Когда я проснулся, было уже светло. Мы были вдвоем в избушке. Ленка спала, безмятежно уткнувшись в кисло пахнущую влажную фуфайку, подтянув чуть ли не до подбородка колени, — холод сквозил от неплотно прикрытой двери. Шурка и Леха, видно, встали еще затемно и, слишком осторожничая, не стали шуметь и подкидывать дров в печку, даже дверцу едва затворили, тоже мне друзья-таежники, будто все правила изменились из-за нее. Будто теперь все дозволено, все мы поодиночке — вот что означает ее появление: начинаешь жить ее жизнью, будто она какая-то особенная.

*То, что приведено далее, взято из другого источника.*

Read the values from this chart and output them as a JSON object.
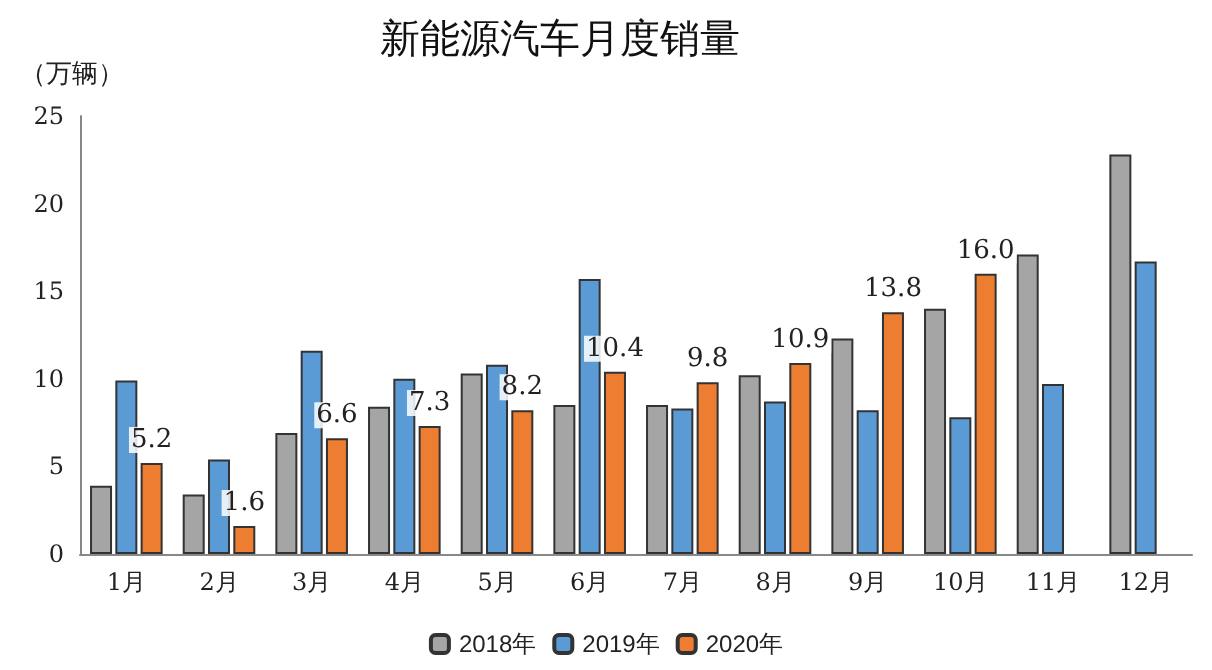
{
  "chart_data": {
    "type": "bar",
    "title": "新能源汽车月度销量",
    "ylabel": "（万辆）",
    "categories": [
      "1月",
      "2月",
      "3月",
      "4月",
      "5月",
      "6月",
      "7月",
      "8月",
      "9月",
      "10月",
      "11月",
      "12月"
    ],
    "series": [
      {
        "name": "2018年",
        "color": "#a5a5a5",
        "values": [
          3.9,
          3.4,
          6.9,
          8.4,
          10.3,
          8.5,
          8.5,
          10.2,
          12.3,
          14.0,
          17.1,
          22.8
        ]
      },
      {
        "name": "2019年",
        "color": "#5b9bd5",
        "values": [
          9.9,
          5.4,
          11.6,
          10.0,
          10.8,
          15.7,
          8.3,
          8.7,
          8.2,
          7.8,
          9.7,
          16.7
        ]
      },
      {
        "name": "2020年",
        "color": "#ed7d31",
        "values": [
          5.2,
          1.6,
          6.6,
          7.3,
          8.2,
          10.4,
          9.8,
          10.9,
          13.8,
          16.0,
          null,
          null
        ],
        "value_labels": [
          "5.2",
          "1.6",
          "6.6",
          "7.3",
          "8.2",
          "10.4",
          "9.8",
          "10.9",
          "13.8",
          "16.0",
          null,
          null
        ]
      }
    ],
    "ylim": [
      0,
      25
    ],
    "yticks": [
      0,
      5,
      10,
      15,
      20,
      25
    ],
    "grid": false,
    "legend": "bottom"
  }
}
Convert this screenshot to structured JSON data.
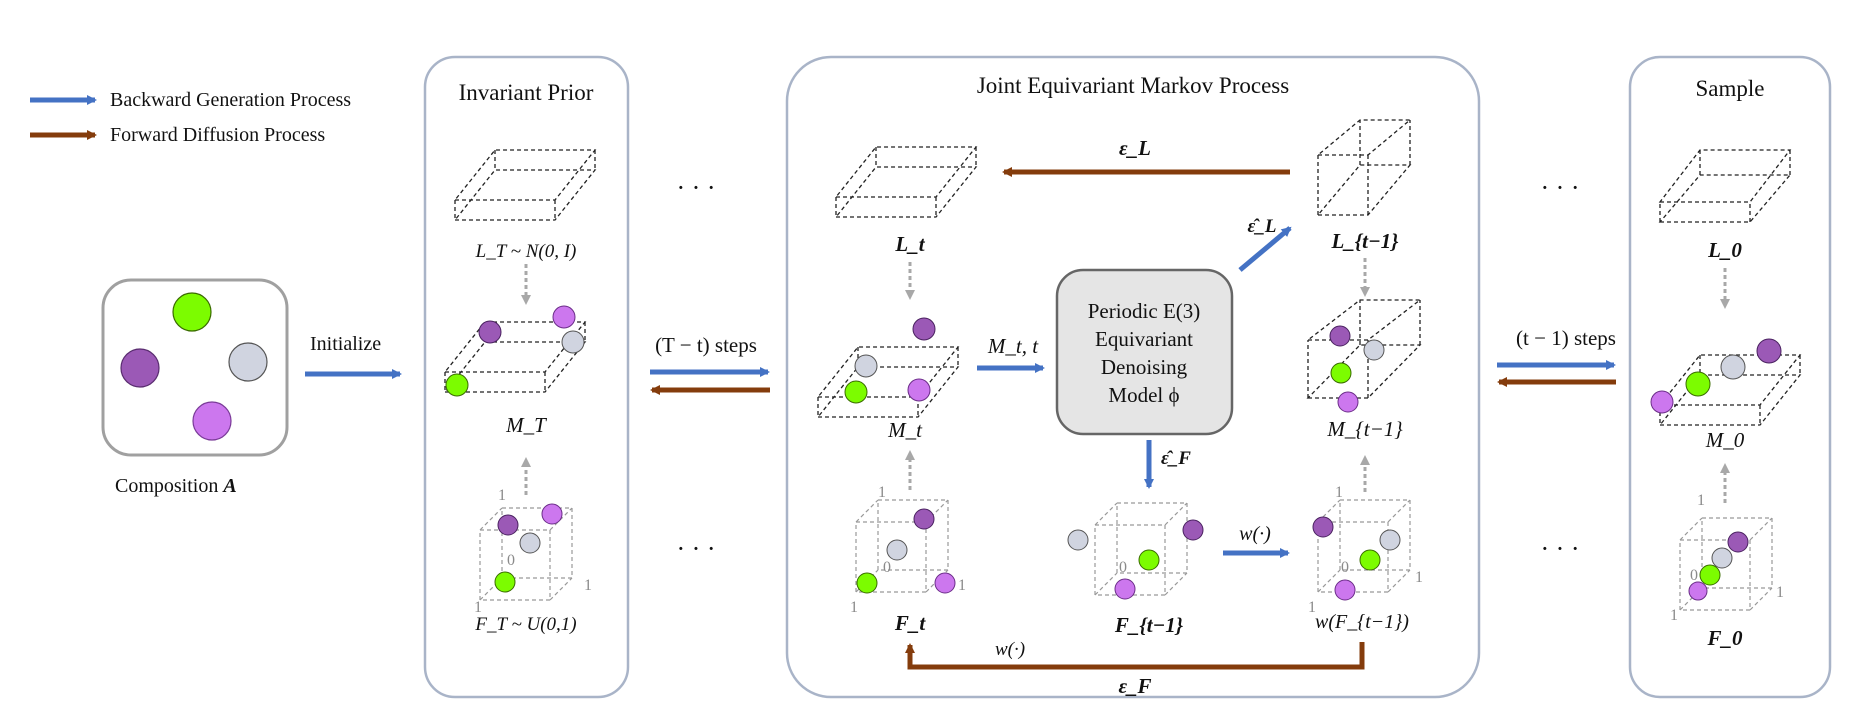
{
  "colors": {
    "blue": "#4472c4",
    "brown": "#843c0c",
    "green": "#7cfc00",
    "purple": "#9b59b6",
    "grey_atom": "#d0d4e0",
    "violet": "#cc77ee",
    "panel_border": "#a9b4c8",
    "model_box": "#e5e5e5"
  },
  "legend": {
    "backward": "Backward Generation Process",
    "forward": "Forward Diffusion Process"
  },
  "composition": {
    "label": "Composition ",
    "var": "A"
  },
  "initialize": "Initialize",
  "panels": {
    "prior": "Invariant Prior",
    "joint": "Joint Equivariant Markov Process",
    "sample": "Sample"
  },
  "steps": {
    "left": "(T − t) steps",
    "right": "(t − 1) steps"
  },
  "ellipsis": "· · ·",
  "model": {
    "line1": "Periodic E(3)",
    "line2": "Equivariant",
    "line3": "Denoising",
    "line4": "Model ϕ"
  },
  "math": {
    "LT": "L_T ~ N(0, I)",
    "MT": "M_T",
    "FT": "F_T ~ U(0,1)",
    "Lt": "L_t",
    "Mt": "M_t",
    "Ft": "F_t",
    "Mt_t": "M_t, t",
    "eps_L": "ε_L",
    "eps_L_hat": "ε̂_L",
    "eps_F": "ε_F",
    "eps_F_hat": "ε̂_F",
    "Lt1": "L_{t−1}",
    "Mt1": "M_{t−1}",
    "Ft1": "F_{t−1}",
    "wF": "w(F_{t−1})",
    "w": "w(·)",
    "L0": "L_0",
    "M0": "M_0",
    "F0": "F_0"
  },
  "axis_labels": {
    "one": "1",
    "zero": "0"
  }
}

Я осторожно потянулся — всю ночь пролежал в одном положении, и тело затекло — и прислушался: на улице что-то происходило, кто-то топотал по тропинке, приближаясь и невнятно вскрикивая. Я чего-то испугался и выскользнул на улицу — навстречу бежали Рыжий с Тихим:
— Там, там, еще один упал!…
Ничего не понимаю — где там, кто упал, и вдруг увидел сам — на том берегу, в лесочке — точно, возится, копошится, сматывает парашют — опять началось! — после всего, после взрывающихся самолетов и падающих в бездну тепловозов, опять здесь, в голом, обобранном лесу, после ночи, что я вижу и слышу? Что мы все видим и слышим, вряд ли кто может оценить:
— Люблю глаза твои, мой друг!… Ах, гад, сукин сын, лежать — кому говорят! С игрой их пламенно-чудесной… Куда! Куда ты тянешься, сынок!… Ты, детоубийца!… — и так далее. Кто-то совершенно серьезно воевал с парашютным полотном, будто в одиночку скручивая демона.

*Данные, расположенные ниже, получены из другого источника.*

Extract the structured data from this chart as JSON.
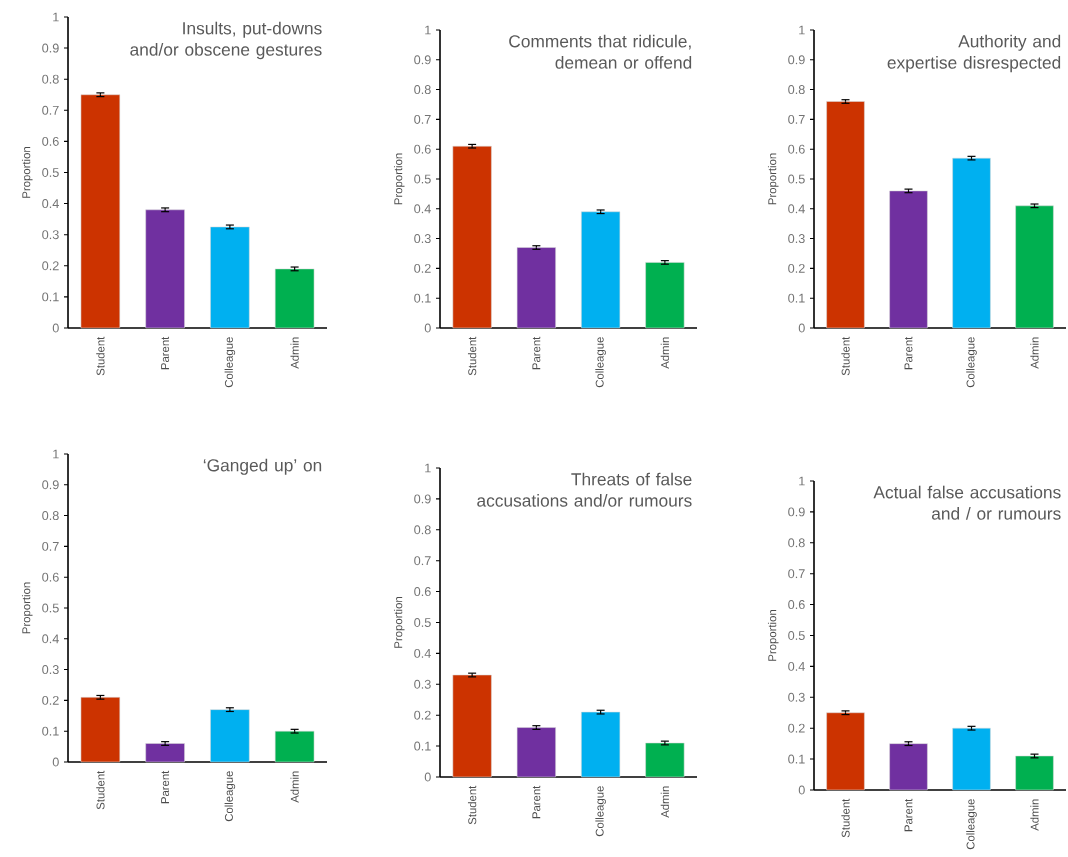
{
  "chart_data": [
    {
      "type": "bar",
      "title": "Insults, put-downs and/or obscene gestures",
      "ylabel": "Proportion",
      "categories": [
        "Student",
        "Parent",
        "Colleague",
        "Admin"
      ],
      "values": [
        0.75,
        0.38,
        0.325,
        0.19
      ],
      "errors": [
        0.006,
        0.006,
        0.006,
        0.006
      ],
      "colors": [
        "#cc3300",
        "#7030a0",
        "#00b0f0",
        "#00b050"
      ],
      "ylim": [
        0,
        1
      ],
      "yticks": [
        0,
        0.1,
        0.2,
        0.3,
        0.4,
        0.5,
        0.6,
        0.7,
        0.8,
        0.9,
        1
      ]
    },
    {
      "type": "bar",
      "title": "Comments that ridicule, demean or offend",
      "ylabel": "Proportion",
      "categories": [
        "Student",
        "Parent",
        "Colleague",
        "Admin"
      ],
      "values": [
        0.61,
        0.27,
        0.39,
        0.22
      ],
      "errors": [
        0.006,
        0.006,
        0.006,
        0.006
      ],
      "colors": [
        "#cc3300",
        "#7030a0",
        "#00b0f0",
        "#00b050"
      ],
      "ylim": [
        0,
        1
      ],
      "yticks": [
        0,
        0.1,
        0.2,
        0.3,
        0.4,
        0.5,
        0.6,
        0.7,
        0.8,
        0.9,
        1
      ]
    },
    {
      "type": "bar",
      "title": "Authority and expertise disrespected",
      "ylabel": "Proportion",
      "categories": [
        "Student",
        "Parent",
        "Colleague",
        "Admin"
      ],
      "values": [
        0.76,
        0.46,
        0.57,
        0.41
      ],
      "errors": [
        0.006,
        0.006,
        0.006,
        0.006
      ],
      "colors": [
        "#cc3300",
        "#7030a0",
        "#00b0f0",
        "#00b050"
      ],
      "ylim": [
        0,
        1
      ],
      "yticks": [
        0,
        0.1,
        0.2,
        0.3,
        0.4,
        0.5,
        0.6,
        0.7,
        0.8,
        0.9,
        1
      ]
    },
    {
      "type": "bar",
      "title": "‘Ganged up’ on",
      "ylabel": "Proportion",
      "categories": [
        "Student",
        "Parent",
        "Colleague",
        "Admin"
      ],
      "values": [
        0.21,
        0.06,
        0.17,
        0.1
      ],
      "errors": [
        0.006,
        0.006,
        0.006,
        0.006
      ],
      "colors": [
        "#cc3300",
        "#7030a0",
        "#00b0f0",
        "#00b050"
      ],
      "ylim": [
        0,
        1
      ],
      "yticks": [
        0,
        0.1,
        0.2,
        0.3,
        0.4,
        0.5,
        0.6,
        0.7,
        0.8,
        0.9,
        1
      ]
    },
    {
      "type": "bar",
      "title": "Threats of false accusations and/or rumours",
      "ylabel": "Proportion",
      "categories": [
        "Student",
        "Parent",
        "Colleague",
        "Admin"
      ],
      "values": [
        0.33,
        0.16,
        0.21,
        0.11
      ],
      "errors": [
        0.006,
        0.006,
        0.006,
        0.006
      ],
      "colors": [
        "#cc3300",
        "#7030a0",
        "#00b0f0",
        "#00b050"
      ],
      "ylim": [
        0,
        1
      ],
      "yticks": [
        0,
        0.1,
        0.2,
        0.3,
        0.4,
        0.5,
        0.6,
        0.7,
        0.8,
        0.9,
        1
      ]
    },
    {
      "type": "bar",
      "title": "Actual false accusations and / or rumours",
      "ylabel": "Proportion",
      "categories": [
        "Student",
        "Parent",
        "Colleague",
        "Admin"
      ],
      "values": [
        0.25,
        0.15,
        0.2,
        0.11
      ],
      "errors": [
        0.006,
        0.006,
        0.006,
        0.006
      ],
      "colors": [
        "#cc3300",
        "#7030a0",
        "#00b0f0",
        "#00b050"
      ],
      "ylim": [
        0,
        1
      ],
      "yticks": [
        0,
        0.1,
        0.2,
        0.3,
        0.4,
        0.5,
        0.6,
        0.7,
        0.8,
        0.9,
        1
      ]
    }
  ]
}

— Еще один?! — воскликнули мы с ужасом, одновременно оценив все последние подарки с неба.
— Может, это еще с того раза — ползет, как Маресьев, а?… — тихо предположил Рыжий, но мы закивали головами — вроде тогда всех нашли и пересчитали, да и где это было — в другой стороне. Да и этот вроде только упал, не так изможден, стоит на ногах и очень даже активно ругается — так себя ведут горожане в лесу, думая что они одни, или, на худой конец, чего конечно не может быть — шпионы… Да ну, какие шпионы… По голому лесочку свободно гулял утренний ветерок, и мужик, ползавший по полотнищу, пытался усмирить задирающиеся углы:
— Когда их приподымешь вдруг! Во-во… Приподыми только, приподыми, попробуй — поверти, поверти еще жопой, задери юбку, попробуй… И словно молнией небесной… — мужик выражался по-всякому, перескакивая с женского рода на мужской, будто перед ним было многоликое чудовище, гермафродит, многообразно мучивший его:
— Тоже мне, Нобелевский лауреат, повыступай, повыступай, попа с ручкой, поведай нам, как жить… Тоже мне, шишка обрезанная, Ясер, блин, Арафат, Сирано, блин, де Бержерак, Абдель Насер, ай эм вроут эбаут… — пластал он полотно парашюта, будто изготовляя куклу или мумию, обернутую стропами и всяким мусором. — Что, комментатор ближневосточный, заткнули мы тебе вроут эбаут… Что скажешь, чушпан? То-то, танки наши быстры!…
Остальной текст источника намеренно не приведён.